German data warehouse SAP following ORCL in overseas mkts.

CSC early AM warning:

Friday March 16, 6:00 am Eastern Time
Press Release
SOURCE: Computer Sciences Corporation
CSC Comments on Current Quarter Outlook
EL SEGUNDO, Calif., March 16 /PRNewswire/ -- Computer Sciences Corporation (NYSE: CSC - news) today announced that as a result of the decline in global commercial customer demand for traditional information technology (IT) consulting and systems integration services, reduced demand within the healthcare vertical market for software licensing and services, and recent adverse margin performance in some of its commercial businesses, it currently estimates earnings per share (diluted) for the fourth quarter, ending March 30, 2001, before special items, to be in the range of 35 to 37 cents. Revenue growth for the quarter is anticipated to be approximately 11% to 13% over last year's comparable quarter.

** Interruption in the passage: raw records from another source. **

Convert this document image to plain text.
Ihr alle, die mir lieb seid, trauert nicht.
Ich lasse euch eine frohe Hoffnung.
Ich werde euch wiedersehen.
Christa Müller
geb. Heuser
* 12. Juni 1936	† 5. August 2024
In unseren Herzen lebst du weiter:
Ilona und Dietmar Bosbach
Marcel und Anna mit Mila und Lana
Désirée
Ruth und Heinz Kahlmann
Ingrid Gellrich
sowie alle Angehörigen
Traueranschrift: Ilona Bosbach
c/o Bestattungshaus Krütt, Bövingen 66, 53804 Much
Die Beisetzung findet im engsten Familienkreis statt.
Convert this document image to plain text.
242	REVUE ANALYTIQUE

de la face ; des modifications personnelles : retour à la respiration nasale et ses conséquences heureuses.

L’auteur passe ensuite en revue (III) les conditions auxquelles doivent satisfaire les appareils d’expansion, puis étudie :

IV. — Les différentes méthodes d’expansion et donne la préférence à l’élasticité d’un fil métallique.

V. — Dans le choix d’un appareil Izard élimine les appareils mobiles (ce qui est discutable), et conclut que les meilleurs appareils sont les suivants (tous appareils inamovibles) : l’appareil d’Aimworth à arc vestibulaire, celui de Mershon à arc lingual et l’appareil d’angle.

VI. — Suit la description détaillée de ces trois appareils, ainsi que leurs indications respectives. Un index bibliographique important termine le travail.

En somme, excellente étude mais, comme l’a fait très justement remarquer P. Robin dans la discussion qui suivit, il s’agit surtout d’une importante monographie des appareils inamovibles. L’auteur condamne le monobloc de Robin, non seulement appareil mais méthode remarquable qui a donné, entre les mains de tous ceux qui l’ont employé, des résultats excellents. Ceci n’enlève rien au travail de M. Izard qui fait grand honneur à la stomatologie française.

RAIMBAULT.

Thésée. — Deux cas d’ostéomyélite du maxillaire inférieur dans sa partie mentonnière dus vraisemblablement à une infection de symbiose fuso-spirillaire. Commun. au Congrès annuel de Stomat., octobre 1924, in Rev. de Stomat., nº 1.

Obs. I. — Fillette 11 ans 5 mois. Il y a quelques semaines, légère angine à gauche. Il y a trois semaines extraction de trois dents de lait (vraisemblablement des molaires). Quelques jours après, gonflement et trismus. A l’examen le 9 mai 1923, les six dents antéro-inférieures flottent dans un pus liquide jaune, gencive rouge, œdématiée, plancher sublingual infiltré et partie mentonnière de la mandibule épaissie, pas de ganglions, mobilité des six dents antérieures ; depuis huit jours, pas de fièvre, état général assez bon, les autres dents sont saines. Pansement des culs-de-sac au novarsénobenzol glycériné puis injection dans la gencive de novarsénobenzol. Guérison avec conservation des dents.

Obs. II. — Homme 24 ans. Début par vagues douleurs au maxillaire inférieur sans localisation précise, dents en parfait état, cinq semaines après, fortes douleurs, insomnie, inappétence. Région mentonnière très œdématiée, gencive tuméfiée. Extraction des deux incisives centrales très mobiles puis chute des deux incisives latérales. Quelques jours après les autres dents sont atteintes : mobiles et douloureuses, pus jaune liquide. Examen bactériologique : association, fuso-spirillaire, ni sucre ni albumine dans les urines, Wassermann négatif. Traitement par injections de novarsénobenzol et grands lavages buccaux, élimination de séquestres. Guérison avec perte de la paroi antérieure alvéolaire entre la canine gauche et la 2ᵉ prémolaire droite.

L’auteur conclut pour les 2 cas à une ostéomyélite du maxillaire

The company noted that the economic environment worldwide, as well as the demand for consulting and systems integration services, has deteriorated and the mix of services has changed during the quarter. Many of the company's customers are currently facing very challenging economic conditions. While CSC previously noted that economic uncertainties and capital spending constraints were adversely impacting its outlook, the sharp decline in demand for consulting and systems integration services has become more widespread as it extends from the U.S. to Europe. This environment, combined with selected commercial margin erosion, has prompted the company to revise its earnings guidance for the fourth quarter.

CSC anticipates that its fourth quarter performance will be adversely affected by the following:

-- Rapidly changing mix of services and deteriorating overall demand for
consulting and systems integration services, including ERP and Net
Markets in Europe, which are causing unanticipated reduction in global
staff utilization and billing rate realization, reversing previous
favorable trends;
-- An accelerating decline both in healthcare software license sales,
which have historically made a significant contribution to margins, and
in related services;
-- Profitability pressure experienced on two of its more recent
outsourcing engagements;
-- Reduced demand for out-of-scope consulting and systems integration
projects for certain commercial outsourcing clients, and recently
revised cost estimates on a few fixed price projects;
-- Lengthening sales cycles across many of its commercial businesses; and
-- Increasingly adverse factors in the Internet and healthcare markets,
which are causing the write off of some of the company's receivables
and an increase in the allowance for doubtful accounts.

CSC is developing an aggressive restructuring plan to respond to the worldwide economic environment and the issues described above. As a result of this restructuring, the company will take a special charge in the fourth quarter, currently estimated to be in the range of $100 million to $150 million. Included in the charge will be costs associated with staff reductions of approximately 700 to 900. This is in addition to any further charge associated with restructuring the global financial services operation as a consequence of the acquisition of Mynd Corporation, previously disclosed in CSC's Form 10-Q for the quarter ended December 29, 2000.